La troisième étape impose à l’entreprise de demander ou redemander le consentement éclairé, écrit, clair et explicite de chaque collaborateur avec la possibilité pour celui-ci de revenir à tout moment sur son consentement. Un consentement éclairé suppose que l’entreprise informe ses collaborateurs sur :

  • les données utilisées,
  • l’utilisation faite de ces données,
  • et la durée de conservation de celles-ci.

Quatrième point à aborder lors de la mise en conformité du SIRH : la sécurisation des informations. L’entreprise doit se demander : qui a accès à quoi, et par quel biais ? Les droits d’accès aux bases de données doivent être clairement définis, et limités aux réelles nécessités des missions de chaque utilisateur. En cas de vol de données par un cybercriminel ou de faille de sécurité ayant entraîné une fuite des informations, l’entreprise devra obligatoirement en informer ses collaborateurs.

Enfin, la totalité des informations recueillies lors de cet audit devra être consignée dans le Registre des Traitements dont voici un modèle proposé par la CNIL : https://www.cnil.fr/sites/default/files/atoms/files/registre-reglement-publie.xlsx

5. Qu’encourent les entreprises en cas de manquement ?

Les plafonds des sanctions en cas de non-respect du RGPD sont particulièrement élevés.

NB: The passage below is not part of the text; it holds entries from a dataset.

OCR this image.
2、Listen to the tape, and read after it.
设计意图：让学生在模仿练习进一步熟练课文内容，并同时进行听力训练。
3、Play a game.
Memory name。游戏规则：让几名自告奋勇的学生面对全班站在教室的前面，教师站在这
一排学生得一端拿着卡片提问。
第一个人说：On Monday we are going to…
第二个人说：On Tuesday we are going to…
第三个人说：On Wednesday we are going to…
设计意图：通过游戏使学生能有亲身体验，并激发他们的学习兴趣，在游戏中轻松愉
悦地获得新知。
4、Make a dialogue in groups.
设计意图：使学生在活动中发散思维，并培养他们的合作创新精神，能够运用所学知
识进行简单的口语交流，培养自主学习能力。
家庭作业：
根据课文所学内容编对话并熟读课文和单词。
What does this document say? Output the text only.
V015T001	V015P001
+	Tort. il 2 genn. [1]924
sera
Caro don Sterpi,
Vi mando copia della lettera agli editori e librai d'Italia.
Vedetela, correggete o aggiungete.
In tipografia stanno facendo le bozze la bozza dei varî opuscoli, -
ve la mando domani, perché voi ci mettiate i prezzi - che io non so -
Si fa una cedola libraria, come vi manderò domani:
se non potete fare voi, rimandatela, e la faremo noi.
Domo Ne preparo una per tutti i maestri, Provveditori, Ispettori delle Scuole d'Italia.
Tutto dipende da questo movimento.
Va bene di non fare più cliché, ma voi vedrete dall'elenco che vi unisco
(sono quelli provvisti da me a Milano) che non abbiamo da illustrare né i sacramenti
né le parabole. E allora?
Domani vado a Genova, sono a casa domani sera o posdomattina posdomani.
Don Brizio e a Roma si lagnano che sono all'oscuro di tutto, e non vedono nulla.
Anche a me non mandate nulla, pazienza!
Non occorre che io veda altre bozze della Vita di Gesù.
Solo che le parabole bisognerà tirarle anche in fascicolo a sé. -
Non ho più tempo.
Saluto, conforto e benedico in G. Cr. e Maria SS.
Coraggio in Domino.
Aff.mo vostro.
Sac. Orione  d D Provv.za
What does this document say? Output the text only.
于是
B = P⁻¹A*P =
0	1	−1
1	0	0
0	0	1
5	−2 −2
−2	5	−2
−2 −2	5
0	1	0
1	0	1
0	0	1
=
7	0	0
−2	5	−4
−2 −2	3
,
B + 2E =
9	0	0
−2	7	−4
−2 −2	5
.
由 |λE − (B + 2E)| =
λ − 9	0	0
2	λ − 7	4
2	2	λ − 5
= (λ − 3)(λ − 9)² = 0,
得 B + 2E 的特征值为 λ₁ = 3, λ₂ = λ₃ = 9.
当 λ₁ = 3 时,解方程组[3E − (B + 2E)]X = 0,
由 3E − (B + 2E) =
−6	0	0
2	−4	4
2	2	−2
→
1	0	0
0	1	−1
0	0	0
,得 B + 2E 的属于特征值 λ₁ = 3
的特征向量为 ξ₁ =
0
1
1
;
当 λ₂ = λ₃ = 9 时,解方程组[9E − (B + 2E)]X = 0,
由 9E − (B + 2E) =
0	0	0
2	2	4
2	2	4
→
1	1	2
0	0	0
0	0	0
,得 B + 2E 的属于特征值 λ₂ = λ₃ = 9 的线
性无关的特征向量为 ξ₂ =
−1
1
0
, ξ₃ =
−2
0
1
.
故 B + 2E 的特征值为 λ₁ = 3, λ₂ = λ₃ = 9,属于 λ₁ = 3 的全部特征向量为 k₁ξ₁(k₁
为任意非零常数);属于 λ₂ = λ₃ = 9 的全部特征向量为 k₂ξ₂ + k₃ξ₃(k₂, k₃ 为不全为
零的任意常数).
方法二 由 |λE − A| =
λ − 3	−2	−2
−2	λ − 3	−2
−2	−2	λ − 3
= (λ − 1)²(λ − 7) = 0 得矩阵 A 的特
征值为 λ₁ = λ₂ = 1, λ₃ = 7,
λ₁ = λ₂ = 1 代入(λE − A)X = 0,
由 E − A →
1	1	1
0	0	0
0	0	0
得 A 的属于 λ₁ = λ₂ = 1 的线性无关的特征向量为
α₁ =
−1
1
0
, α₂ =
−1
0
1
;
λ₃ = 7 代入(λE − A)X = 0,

Les entreprises s’exposent à des amendes allant jusqu’à 20 millions d’euros ou 4 % de leur chiffre d’affaires annuel mondial total, sachant que c'est le montant le plus élevé qui sera retenu entre les deux cas de figure.

En sa qualité de responsable du traitement, chaque entreprise doit aussi veiller à ce que ses sous-traitants respectent le RGPD, sous peine d’en partager les sanctions financières. Ce partage de responsabilité fait courir un risque plus lourd aux PME-TPE qui ne disposent pas de services juridiques ou de personnels dédiés à ce contrôle des entreprises partenaires.